GeoServer sits at an interesting intersection of risk factors: it is open-source software with broad adoption, often maintained by small IT teams without dedicated security staff, deployed in government agencies whose infrastructure data has intelligence value, and commonly internet-facing to serve public map data.

The OGC filter evaluation class of vulnerability — where query evaluation logic is insufficiently sandboxed — has appeared in multiple geospatial and data processing platforms. Similar RCE vulnerabilities have affected GeoTools (the underlying library), Elasticsearch, Solr, and other platforms that evaluate complex query expressions server-side. The common thread: any platform that parses and executes user-supplied expressions needs to carefully sandbox that evaluation to prevent code execution.

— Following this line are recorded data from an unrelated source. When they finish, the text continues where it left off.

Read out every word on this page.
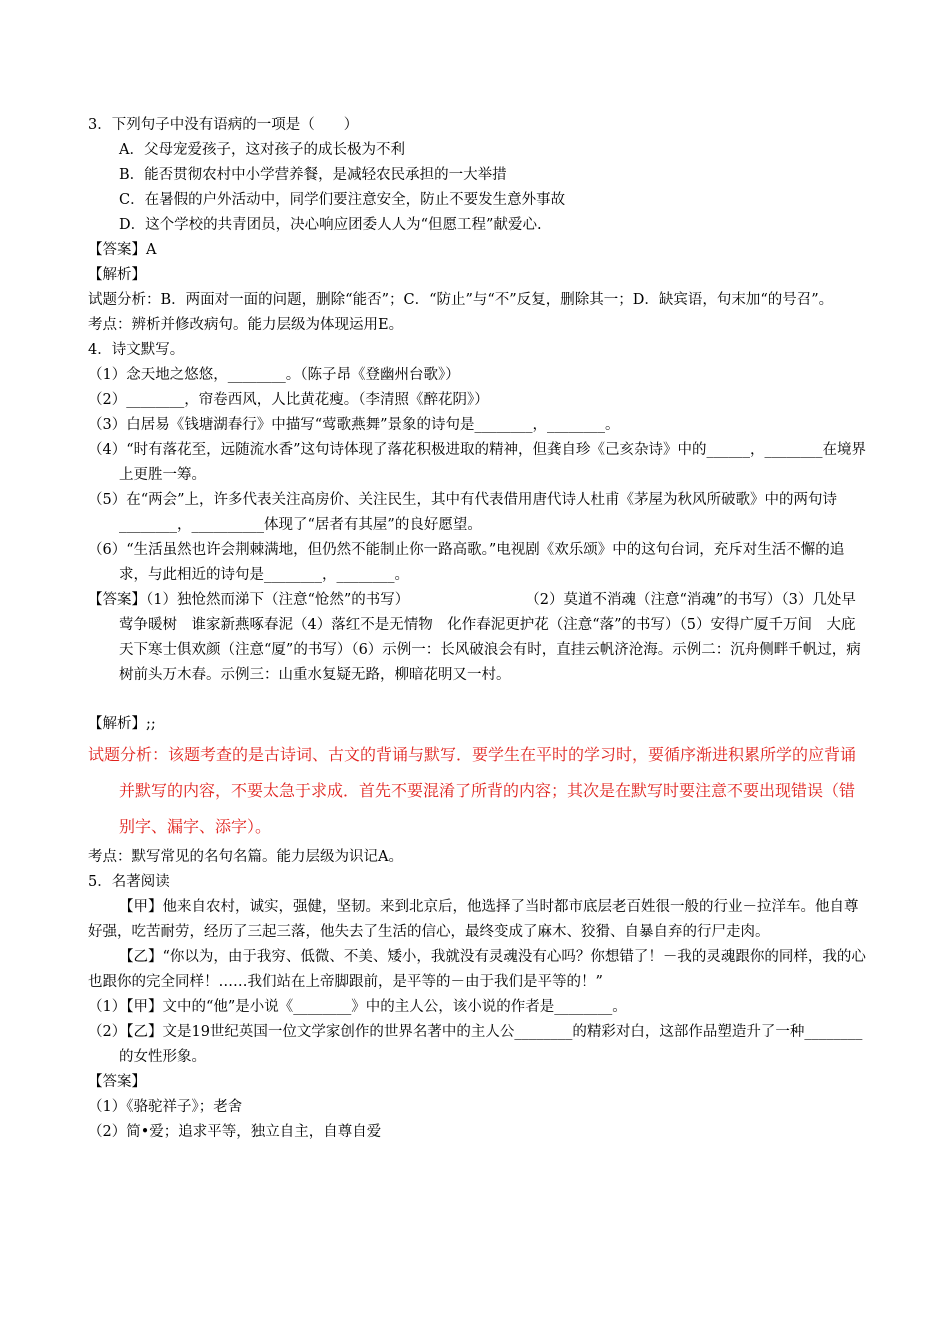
3．下列句子中没有语病的一项是（　　）
A．父母宠爱孩子，这对孩子的成长极为不利
B．能否贯彻农村中小学营养餐，是减轻农民承担的一大举措
C．在暑假的户外活动中，同学们要注意安全，防止不要发生意外事故
D．这个学校的共青团员，决心响应团委人人为“但愿工程”献爱心.
【答案】A
【解析】
试题分析：B．两面对一面的问题，删除“能否”；C．“防止”与“不”反复，删除其一；D．缺宾语，句末加“的号召”。
考点：辨析并修改病句。能力层级为体现运用E。
4．诗文默写。
（1）念天地之悠悠，________。（陈子昂《登幽州台歌》）
（2）________，帘卷西风，人比黄花瘦。（李清照《醉花阴》）
（3）白居易《钱塘湖春行》中描写“莺歌燕舞”景象的诗句是________，________。
（4）“时有落花至，远随流水香”这句诗体现了落花积极进取的精神，但龚自珍《己亥杂诗》中的______，________在境界上更胜一筹。
（5）在“两会”上，许多代表关注高房价、关注民生，其中有代表借用唐代诗人杜甫《茅屋为秋风所破歌》中的两句诗________，__________体现了“居者有其屋”的良好愿望。
（6）“生活虽然也许会荆棘满地，但仍然不能制止你一路高歌。”电视剧《欢乐颂》中的这句台词，充斥对生活不懈的追求，与此相近的诗句是________，________。
【答案】（1）独怆然而涕下（注意“怆然”的书写）　　　　　　　　　（2）莫道不消魂（注意“消魂”的书写）（3）几处早莺争暖树　谁家新燕啄春泥（4）落红不是无情物　化作春泥更护花（注意“落”的书写）（5）安得广厦千万间　大庇天下寒士俱欢颜（注意“厦”的书写）（6）示例一：长风破浪会有时，直挂云帆济沧海。示例二：沉舟侧畔千帆过，病树前头万木春。示例三：山重水复疑无路，柳暗花明又一村。
【解析】;;
试题分析：该题考查的是古诗词、古文的背诵与默写．要学生在平时的学习时，要循序渐进积累所学的应背诵并默写的内容，不要太急于求成．首先不要混淆了所背的内容；其次是在默写时要注意不要出现错误（错别字、漏字、添字）。
考点：默写常见的名句名篇。能力层级为识记A。
5．名著阅读
【甲】他来自农村，诚实，强健，坚韧。来到北京后，他选择了当时都市底层老百姓很一般的行业－拉洋车。他自尊好强，吃苦耐劳，经历了三起三落，他失去了生活的信心，最终变成了麻木、狡猾、自暴自弃的行尸走肉。
【乙】“你以为，由于我穷、低微、不美、矮小，我就没有灵魂没有心吗？你想错了！－我的灵魂跟你的同样，我的心也跟你的完全同样！……我们站在上帝脚跟前，是平等的－由于我们是平等的！”
（1）【甲】文中的“他”是小说《________》中的主人公，该小说的作者是________。
（2）【乙】文是19世纪英国一位文学家创作的世界名著中的主人公________的精彩对白，这部作品塑造升了一种________的女性形象。
【答案】
（1）《骆驼祥子》；老舍
（2）简•爱；追求平等，独立自主，自尊自爱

The CVE-2024-36401 disclosure and patch were followed by rapid public PoC (Proof-of-Concept — working exploit code released publicly) release, which reduced the time defenders had to patch before attacks began. By the time CISA documented this federal breach, exploit code had been publicly available for months.

// 07 Conclusion

CVE-2024-36401 (CVSS 9.8) in GeoServer enabled a threat actor to access a U.S. federal agency's network for three undetected weeks. CISA AA25-266A distills the incident into three actionable lessons: patch internet-facing services promptly, test your incident response plan before an incident happens, and ensure EDR alerts are reviewed continuously. Organizations still running unpatched GeoServer should treat this as an active emergency — not a future to-do.